I cant be bothered to get bogged down in all that science as that is someone elses job.
I dont mind after the film but not before it as you just have to realise its just a film and even then i am not that interested anyway.
Its like what you said about the name on the passport. you can relate to it because it is grounded in reality which you can relate to more easily.
I would love to time travel but i am not interested in the whys and wherefores of it. just wether it works or not
Some people are so critical it makes you wonder how they enjoy anything.
...why the CIA guys in The Bourne Identity constantly refer to him as Jason Bourne...
I suppose it beats calling him 'Weapon X' or somesuch. I was pondering this too (never having read the books), but it was the name on the only passport on the top layer of the safe deposit box (as opposed to the dozens in the lower layer), so presumably it was his 'default' identity, the 'clean' one he uses when not on a specific mission. I'm settling in to watch the second film tonight, so no spoilers please, but I got the impression that the Treadstone agents have no links with their previous lives, so 'Jason Bourne' is a presumably a constructed or programmed identity, and more valid than his 'real' name.
Must say though, I only watched this for the first time last week and I thoroughly enjoyed it, despite the odious Matt Damon being somewhat prominent, even if I couldn't help mentally retitling the film "Whatever Happened to Will Hunting?". It's faintly unsettling that many actors thrive in "vacant programmed killer" roles where otherwise they're pretty hopeless.
By the way, i couldn't help detecting strong oak-ey notes of Bourne in Greysuit.
"Some people are so critical it makes you wonder how they enjoy anything."
Hey,it's one of the drawbacks of being a crazy scientist and a fanboy!
'Worst science ever'
I dont mind if they are as critical as they want but not during the film otherwise i will just watch on my own.
Its not acceptable in the cinema and its no different here.
I usually go to the cinema alone but if you go with someone else you can go for a drink afterwards and reflect on the film.
It's faintly unsettling that many actors thrive in "vacant programmed killer" roles where otherwise they're pretty hopeless.
A good example Arnold Swarzenegger.
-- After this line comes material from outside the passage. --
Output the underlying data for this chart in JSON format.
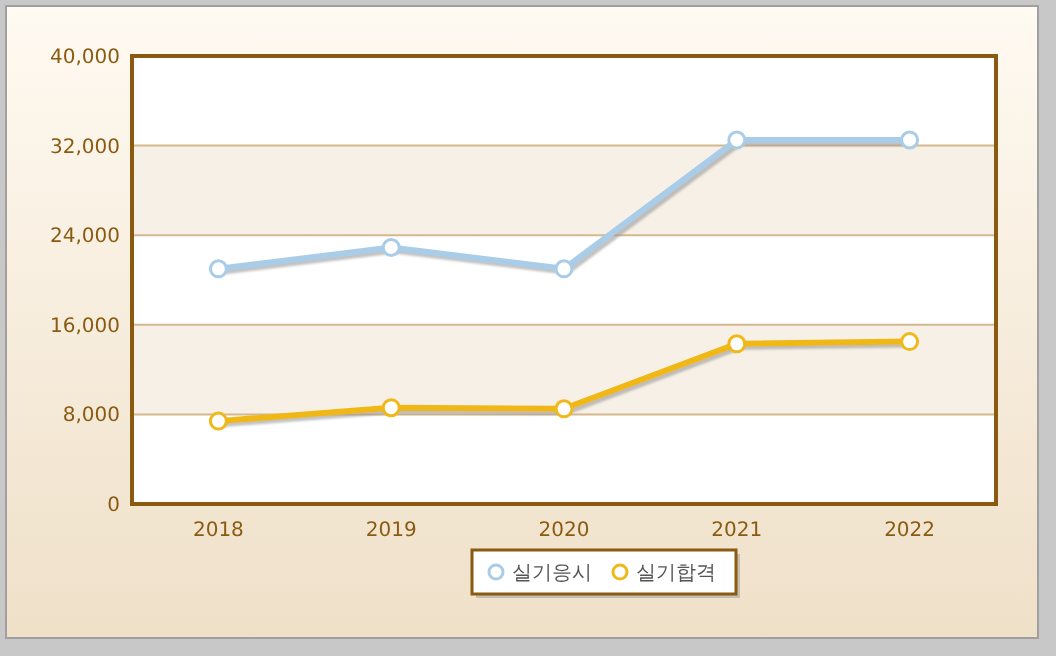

Possibly mispelt.
He was very good as The Terminator. He did that cool emotionless killing machine perfectly... but he isn't much of an actor in anything else. Don't get me wrong, I like other films he starred in (particularly Predator and Total Recall) but not so much for his acting ability. (Actually he wasn't that bad in predator, but then he was playing a relatively emotionally distant army guy... another killing machine of a sort.)
Bit off topic... but never mind.
As for that Crichton film... I haven't seen it, but I have read the book. The way they explained the people being reconstituted in that book was by falling on the whole parallel universe idea. I.e. "After destroying the peoples bodies and sending their information back we don't have to bother reconstituting them because there's another universe out there that will do it."
Dodgy presumption (or is it assumption?) eh?
Is that something along the lines that everyone and everything exists at everypoint in time and space, and 'all' that they're doing is finding a way of moving your consiousness into another of these people?
is crichton referring to configuration space from quantum mechanics?
i've wet my knickers!
He's talking about quantum foam or something, if I remember correctly.